The true value of a bowl game for any team is that it gets to practice for an extra month or so. That’s a GIGANTIC benefit. The game at the end is … whatever. It could end up being an awful thing, like it was for Miami, which lost one of the most electric players in college football for an extended time. King will likely be fine, but the missed developmental time is a bummer and there remains a chance he’ll permanently lose strength in his knee.

Coaches continue to take bowl games seriously because the wins count toward their record and some of them have bowl-related bonuses. We need to wipe all of that out. There’s no point in pretending these games matter and that top players should take the risk of playing through them.

King should have played a series or two at most. He could have traveled to the game and taken part in whatever bowl festivities might have occurred (less than usual this year, I’m sure.) Continue the pomp and circumstance, sure, but downplay the game.

Perhaps this would hurt a bowl’s ability to generate money; maybe fewer fans want to travel to see the backups, and TV deals shrink if interest does. But college fans live to thing about what’s next.
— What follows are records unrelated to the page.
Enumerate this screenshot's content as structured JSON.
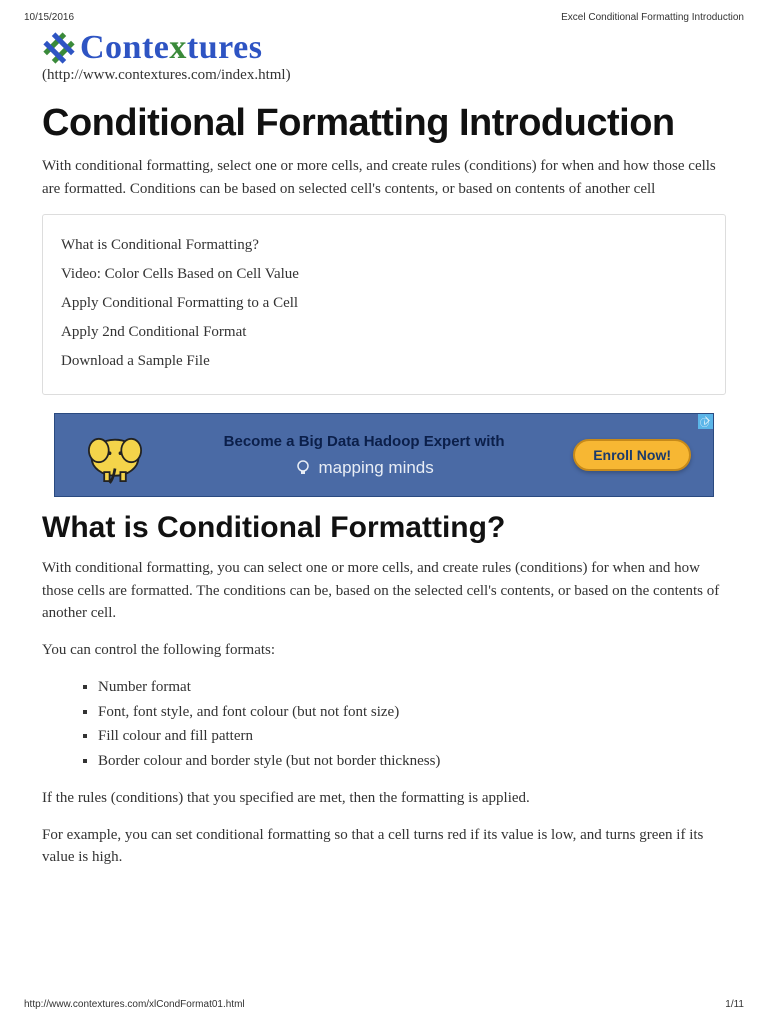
{
  "header": {
    "date": "10/15/2016",
    "doc_title": "Excel Conditional Formatting Introduction"
  },
  "logo": {
    "pre": "Conte",
    "x": "x",
    "post": "tures",
    "url_line": "(http://www.contextures.com/index.html)"
  },
  "page": {
    "title": "Conditional Formatting Introduction",
    "intro": "With conditional formatting, select one or more cells, and create rules (conditions) for when and how those cells are formatted. Conditions can be based on selected cell's contents, or based on contents of another cell"
  },
  "toc": {
    "items": [
      "What is Conditional Formatting?",
      "Video: Color Cells Based on Cell Value",
      "Apply Conditional Formatting to a Cell",
      "Apply 2nd Conditional Format",
      "Download a Sample File"
    ]
  },
  "ad": {
    "line1": "Become a Big Data Hadoop Expert with",
    "line2": "mapping minds",
    "button": "Enroll Now!"
  },
  "section": {
    "title": "What is Conditional Formatting?",
    "p1": "With conditional formatting, you can select one or more cells, and create rules (conditions) for when and how those cells are formatted. The conditions can be, based on the selected cell's contents, or based on the contents of another cell.",
    "p2": "You can control the following formats:",
    "formats": [
      "Number format",
      "Font, font style, and font colour (but not font size)",
      "Fill colour and fill pattern",
      "Border colour and border style (but not border thickness)"
    ],
    "p3": "If the rules (conditions) that you specified are met, then the formatting is applied.",
    "p4": "For example, you can set conditional formatting so that a cell turns red if its value is low, and turns green if its value is high."
  },
  "footer": {
    "url": "http://www.contextures.com/xlCondFormat01.html",
    "page_num": "1/11"
  }
}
Sell them on resting known stars and giving young players a chance.

A true fan would be fine with King taking it easy, since it’s good for the long-term health of the program.

And why does Robin care about future pros opting out? They earned that right, and it’s ultimately good for the program anyway: Get their potential replacements some playing time and see what you’ve got. Surely a diehard Gators fan cares about those kids getting an opportunity, too.

Bowl games are the equivalent of a soccer friendly. Every Rudy on every roster should get snaps as starters phase out of the game and the score ceases to matter. That’d be an honest approach to these meaningless games, and college football needs to reach that point.